レディオモモ「まかせて相続」(令和3年6月17日)」に出演しました。
ラジオ出演内容
お話しをお伺いするのは、相続のことならなんでもおまかせ。
税理士法人タカハシパートナーズ岡山オフィスの 仲村(なかむら)要(かなめ) さんです。宜しくお願いします。さて、今日はどんなお話しでしょうか。
おはようございます。
今日は、相続時精算課税制度(そうぞくじせいさんかぜいせいど)の変遷についてお話したいと思います。
現在の制度の概要は、原則として60歳以上の父母や祖父母などから、20歳以上の子や孫などに対し、財産を贈与した場合に、この制度を期限内申告により選択することで、累計2500万円までの特別控除を受けることができる制度です。
父母や祖父母の方の年齢が60歳未満の場合、この制度を使うことはできないのでしょうか。
原則、この相続時精算課税制度の適用要件は、贈与者と受贈者の年齢や続柄のみで、贈与財産には規定がないので、何を贈与しても問題はありません。
しかし、贈与財産が、一定の要件を満たす住宅取得資金の場合は、贈与者の年齢が60歳未満であっても、相続時精算課税を選択することができます。

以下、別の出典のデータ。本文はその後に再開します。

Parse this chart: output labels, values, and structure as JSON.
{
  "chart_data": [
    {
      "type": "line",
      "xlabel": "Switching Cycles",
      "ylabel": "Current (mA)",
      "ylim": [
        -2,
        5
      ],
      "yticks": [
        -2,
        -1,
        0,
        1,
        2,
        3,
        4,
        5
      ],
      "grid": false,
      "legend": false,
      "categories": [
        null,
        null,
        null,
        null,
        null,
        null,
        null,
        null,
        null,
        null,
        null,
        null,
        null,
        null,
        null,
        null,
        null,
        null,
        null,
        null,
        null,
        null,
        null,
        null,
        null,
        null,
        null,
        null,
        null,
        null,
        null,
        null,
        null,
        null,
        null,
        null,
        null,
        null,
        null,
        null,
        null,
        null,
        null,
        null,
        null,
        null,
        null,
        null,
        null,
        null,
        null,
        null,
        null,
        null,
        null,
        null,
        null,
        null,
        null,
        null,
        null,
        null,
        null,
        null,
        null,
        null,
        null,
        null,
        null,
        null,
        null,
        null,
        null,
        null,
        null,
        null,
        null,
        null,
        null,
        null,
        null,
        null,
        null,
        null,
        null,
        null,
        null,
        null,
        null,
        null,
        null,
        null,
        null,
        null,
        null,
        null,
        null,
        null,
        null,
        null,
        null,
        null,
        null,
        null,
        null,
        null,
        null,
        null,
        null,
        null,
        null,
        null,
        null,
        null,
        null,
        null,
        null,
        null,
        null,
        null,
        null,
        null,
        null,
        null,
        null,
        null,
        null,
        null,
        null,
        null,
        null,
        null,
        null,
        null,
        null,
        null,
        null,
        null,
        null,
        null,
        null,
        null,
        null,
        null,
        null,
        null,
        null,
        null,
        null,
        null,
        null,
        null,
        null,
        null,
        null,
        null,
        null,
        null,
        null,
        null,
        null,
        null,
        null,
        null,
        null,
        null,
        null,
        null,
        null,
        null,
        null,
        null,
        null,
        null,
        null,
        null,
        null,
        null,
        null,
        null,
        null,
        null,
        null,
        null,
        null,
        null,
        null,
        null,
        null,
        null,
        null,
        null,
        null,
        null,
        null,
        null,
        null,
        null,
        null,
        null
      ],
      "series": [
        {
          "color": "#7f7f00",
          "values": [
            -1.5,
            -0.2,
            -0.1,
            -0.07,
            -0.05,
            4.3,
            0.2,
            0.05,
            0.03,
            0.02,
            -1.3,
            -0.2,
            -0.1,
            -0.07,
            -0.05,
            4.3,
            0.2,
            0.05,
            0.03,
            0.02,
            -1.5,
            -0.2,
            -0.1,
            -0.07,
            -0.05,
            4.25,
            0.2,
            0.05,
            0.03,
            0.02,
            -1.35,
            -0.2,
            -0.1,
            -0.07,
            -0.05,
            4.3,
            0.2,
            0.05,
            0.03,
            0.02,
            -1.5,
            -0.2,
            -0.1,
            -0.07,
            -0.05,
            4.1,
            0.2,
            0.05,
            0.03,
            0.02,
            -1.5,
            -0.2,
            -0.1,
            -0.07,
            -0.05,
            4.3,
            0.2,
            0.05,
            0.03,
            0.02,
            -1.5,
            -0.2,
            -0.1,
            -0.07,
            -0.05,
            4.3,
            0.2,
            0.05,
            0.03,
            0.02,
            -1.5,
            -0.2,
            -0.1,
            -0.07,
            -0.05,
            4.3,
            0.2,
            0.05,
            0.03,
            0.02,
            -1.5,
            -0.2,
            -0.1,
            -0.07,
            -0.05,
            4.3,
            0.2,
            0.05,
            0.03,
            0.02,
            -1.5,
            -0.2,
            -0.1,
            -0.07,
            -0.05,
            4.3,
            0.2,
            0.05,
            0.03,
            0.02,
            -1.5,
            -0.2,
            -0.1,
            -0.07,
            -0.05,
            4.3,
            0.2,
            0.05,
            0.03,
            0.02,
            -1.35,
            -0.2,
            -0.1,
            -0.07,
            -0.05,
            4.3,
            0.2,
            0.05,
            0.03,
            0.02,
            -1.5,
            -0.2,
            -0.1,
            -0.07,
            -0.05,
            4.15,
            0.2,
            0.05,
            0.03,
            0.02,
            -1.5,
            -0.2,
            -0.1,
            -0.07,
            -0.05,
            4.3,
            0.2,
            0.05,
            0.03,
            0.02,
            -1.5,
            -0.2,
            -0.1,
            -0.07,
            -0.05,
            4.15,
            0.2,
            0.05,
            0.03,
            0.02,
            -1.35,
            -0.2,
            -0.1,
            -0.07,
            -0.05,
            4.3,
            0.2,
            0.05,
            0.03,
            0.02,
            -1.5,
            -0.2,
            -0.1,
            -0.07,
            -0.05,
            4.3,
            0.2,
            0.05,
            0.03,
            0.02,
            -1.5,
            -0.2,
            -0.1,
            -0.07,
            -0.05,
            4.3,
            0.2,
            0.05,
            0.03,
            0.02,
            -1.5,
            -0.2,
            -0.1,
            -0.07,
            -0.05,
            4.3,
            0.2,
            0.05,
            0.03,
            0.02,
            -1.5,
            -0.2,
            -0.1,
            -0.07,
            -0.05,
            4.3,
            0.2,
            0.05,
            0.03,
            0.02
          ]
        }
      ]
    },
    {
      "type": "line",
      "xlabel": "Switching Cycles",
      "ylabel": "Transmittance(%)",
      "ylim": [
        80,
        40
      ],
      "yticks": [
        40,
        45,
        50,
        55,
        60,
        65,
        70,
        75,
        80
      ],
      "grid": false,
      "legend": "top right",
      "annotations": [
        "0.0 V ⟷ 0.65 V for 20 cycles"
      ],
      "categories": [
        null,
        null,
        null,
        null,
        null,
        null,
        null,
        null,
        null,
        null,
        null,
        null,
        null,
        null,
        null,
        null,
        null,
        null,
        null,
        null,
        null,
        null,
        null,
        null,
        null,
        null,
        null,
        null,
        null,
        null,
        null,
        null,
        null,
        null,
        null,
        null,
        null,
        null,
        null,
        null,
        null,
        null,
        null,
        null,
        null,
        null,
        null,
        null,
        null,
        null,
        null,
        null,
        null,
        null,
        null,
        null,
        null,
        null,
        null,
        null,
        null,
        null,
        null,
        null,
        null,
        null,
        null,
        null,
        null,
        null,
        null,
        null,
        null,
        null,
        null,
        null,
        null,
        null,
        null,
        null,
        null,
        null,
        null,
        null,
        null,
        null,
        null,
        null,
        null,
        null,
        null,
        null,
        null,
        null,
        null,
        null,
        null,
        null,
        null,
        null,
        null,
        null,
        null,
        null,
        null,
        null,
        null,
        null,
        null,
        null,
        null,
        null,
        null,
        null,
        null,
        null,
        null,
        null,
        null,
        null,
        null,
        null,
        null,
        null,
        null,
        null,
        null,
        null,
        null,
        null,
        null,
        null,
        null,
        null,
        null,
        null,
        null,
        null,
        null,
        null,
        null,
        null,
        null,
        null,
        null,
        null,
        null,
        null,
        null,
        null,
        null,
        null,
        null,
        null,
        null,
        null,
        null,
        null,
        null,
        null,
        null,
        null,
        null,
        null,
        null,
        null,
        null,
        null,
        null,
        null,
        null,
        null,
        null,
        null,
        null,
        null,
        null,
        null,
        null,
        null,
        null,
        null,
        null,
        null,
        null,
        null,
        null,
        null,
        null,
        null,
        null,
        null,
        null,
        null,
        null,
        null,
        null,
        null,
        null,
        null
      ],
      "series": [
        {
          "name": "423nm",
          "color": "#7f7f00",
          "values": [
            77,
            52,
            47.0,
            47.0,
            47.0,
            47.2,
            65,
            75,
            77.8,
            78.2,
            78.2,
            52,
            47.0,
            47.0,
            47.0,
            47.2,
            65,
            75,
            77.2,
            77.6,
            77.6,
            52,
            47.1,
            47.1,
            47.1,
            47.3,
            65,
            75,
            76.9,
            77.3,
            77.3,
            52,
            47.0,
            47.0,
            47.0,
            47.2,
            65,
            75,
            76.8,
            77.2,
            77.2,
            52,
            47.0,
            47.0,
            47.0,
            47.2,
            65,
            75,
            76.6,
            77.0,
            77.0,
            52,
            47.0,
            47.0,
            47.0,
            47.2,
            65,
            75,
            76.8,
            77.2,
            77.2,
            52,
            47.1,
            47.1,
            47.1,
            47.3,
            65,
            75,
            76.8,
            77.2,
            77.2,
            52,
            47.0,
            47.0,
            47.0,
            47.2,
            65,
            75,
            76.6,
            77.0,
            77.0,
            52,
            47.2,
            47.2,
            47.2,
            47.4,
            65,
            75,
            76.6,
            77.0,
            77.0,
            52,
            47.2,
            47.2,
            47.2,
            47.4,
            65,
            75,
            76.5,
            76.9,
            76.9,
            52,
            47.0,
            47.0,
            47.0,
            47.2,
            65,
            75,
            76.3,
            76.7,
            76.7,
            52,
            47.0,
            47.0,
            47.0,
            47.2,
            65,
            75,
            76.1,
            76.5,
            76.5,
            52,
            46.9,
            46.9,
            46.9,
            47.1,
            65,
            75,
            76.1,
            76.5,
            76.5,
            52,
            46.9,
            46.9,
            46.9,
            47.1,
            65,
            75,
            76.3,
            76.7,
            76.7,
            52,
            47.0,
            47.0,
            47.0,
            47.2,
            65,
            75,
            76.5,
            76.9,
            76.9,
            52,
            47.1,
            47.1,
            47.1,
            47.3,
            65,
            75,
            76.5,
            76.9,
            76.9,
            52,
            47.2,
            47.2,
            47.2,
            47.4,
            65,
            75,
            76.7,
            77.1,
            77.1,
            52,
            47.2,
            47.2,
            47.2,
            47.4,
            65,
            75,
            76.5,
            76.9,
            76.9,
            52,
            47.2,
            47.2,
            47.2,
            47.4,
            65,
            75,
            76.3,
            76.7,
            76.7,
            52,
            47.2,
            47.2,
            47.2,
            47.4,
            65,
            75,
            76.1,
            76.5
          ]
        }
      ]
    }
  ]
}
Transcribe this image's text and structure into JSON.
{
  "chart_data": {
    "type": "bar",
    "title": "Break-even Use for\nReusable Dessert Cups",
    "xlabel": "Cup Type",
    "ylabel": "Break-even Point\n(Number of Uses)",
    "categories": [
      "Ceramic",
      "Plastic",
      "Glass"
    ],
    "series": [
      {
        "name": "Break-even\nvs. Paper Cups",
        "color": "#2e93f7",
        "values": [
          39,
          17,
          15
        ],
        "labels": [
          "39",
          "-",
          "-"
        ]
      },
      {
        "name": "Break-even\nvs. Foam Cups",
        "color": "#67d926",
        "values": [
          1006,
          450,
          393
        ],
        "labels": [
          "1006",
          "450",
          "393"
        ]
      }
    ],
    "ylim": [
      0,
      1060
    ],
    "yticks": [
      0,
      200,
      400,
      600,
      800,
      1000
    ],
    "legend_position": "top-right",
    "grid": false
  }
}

分かり難いかもしれませんが、例えば60歳未満の父からの贈与で、一旦、住宅取得資金から相続時精算課税を選択すると、選択した年以降の、父からの贈与は全て相続時精算課税となります。つまり、父からの贈与が住宅取得資金以外でも強制的に相続時精算課税が適用されることになります。
ただ、特別控除枠は、住宅取得資金とそれ以外を合計して、同じ2500万円です。
混同しがちですが、同じような制度で、住宅取得資金贈与の非課税特例があります。相続税の計算で持ち戻しがない制度です。
今日お話ししているのは、相続時精算課税制度の住宅取得資金贈与なので、相続税の計算では住宅取得資金でも持ち戻しとなってきます。
それでは、次は変遷についてお願いします。
相続時精算課税制度が創設されてからの大きな改正点をお願いします。
相続時精算課税制度が施行されたのは、平成15年分の贈与からです。現在と比べて違う点は、贈与者の年齢制限が65歳以上であること、受贈者に孫が含まれないこと、ただし、代襲相続人である孫や養子である孫は受贈者に含まれます。
現行法と同じで、一定の要件を満たす住宅取得資金贈与であれば、65歳未満であっても相続時精算課税を選択することができます。贈与財産が住宅取得資金の場合、住宅取得特別控除枠1000万円が2500万円とは別にありました。なので、最大特別控除を3500万円使うことができたんです。
特別控除が3500万円あったんですね。それはいつ頃までだったのでしょうか。
住宅取得特別控除1000万円を上乗せすることができたのは、平成21年12月31日までの贈与です。平成22年1月1日からの贈与は、現行法と同じ2500万円となっています。
それから、贈与者の年齢制限が60歳未満、受贈者に孫が含まれるようになったのは、平成27年1月1日以降の贈与からです。
ところで、平成30年6月に公布された民法の一部改正法において、成年年齢が20歳から18歳に引き下げられたことに伴い、相続時精算課税制度も受贈者の年齢制限が、20歳以上から18歳以上に見直しがされています。適用時期は、令和4年4月1日以降の贈与からとなっていますので、注意してください。
ところで、平成15年に相続時精算課税制度が創設されるまでは、同じような制度はなかったのでしょうか。
はい、相続時精算課税制度に似た制度はありませんでした。今とは少し違いますが、住宅取得資金贈与の非課税特例はありました。
5分5乗方式(ごぶごしょうほうしき)といって、贈与金額を5で割り、基礎控除を引いたあとに贈与税率を乗じて、5でかけ戻すという計算方式です。
平成12年分までは、贈与税の基礎控除が60万円だったので、300万円までは非課税、平成13年分以降は、基礎控除が110万円となったので、550万円までが非課税だった制度です。この方式は、平成17年分の年末で廃止されています。
昔は、お子さんやお孫さんに、まとまったお金を贈与することが難しかったんですね。
はい、そうなんです。
それから、相続税の相談や申告依頼をいただいた際、過去の贈与についてお尋ねするんですが、住宅取得資金で贈与を受けたとおっしゃるお客様には注意が必要です。
非課税制度は相続税への持ち戻しがないですが、相続時精算課税だと持ち戻しがあるからです。なかには、両方の制度を適用されている方もいます。過去、住宅取得資金の贈与を受けられている方は、その贈与税申告書の控えをちゃんと残しておくことがとても重要です。
今日は、税理士法人タカハシパートナーズ岡山オフィスの 仲村(なかむら)要(かなめ) さんにお越しいただきました。ありがとうございました。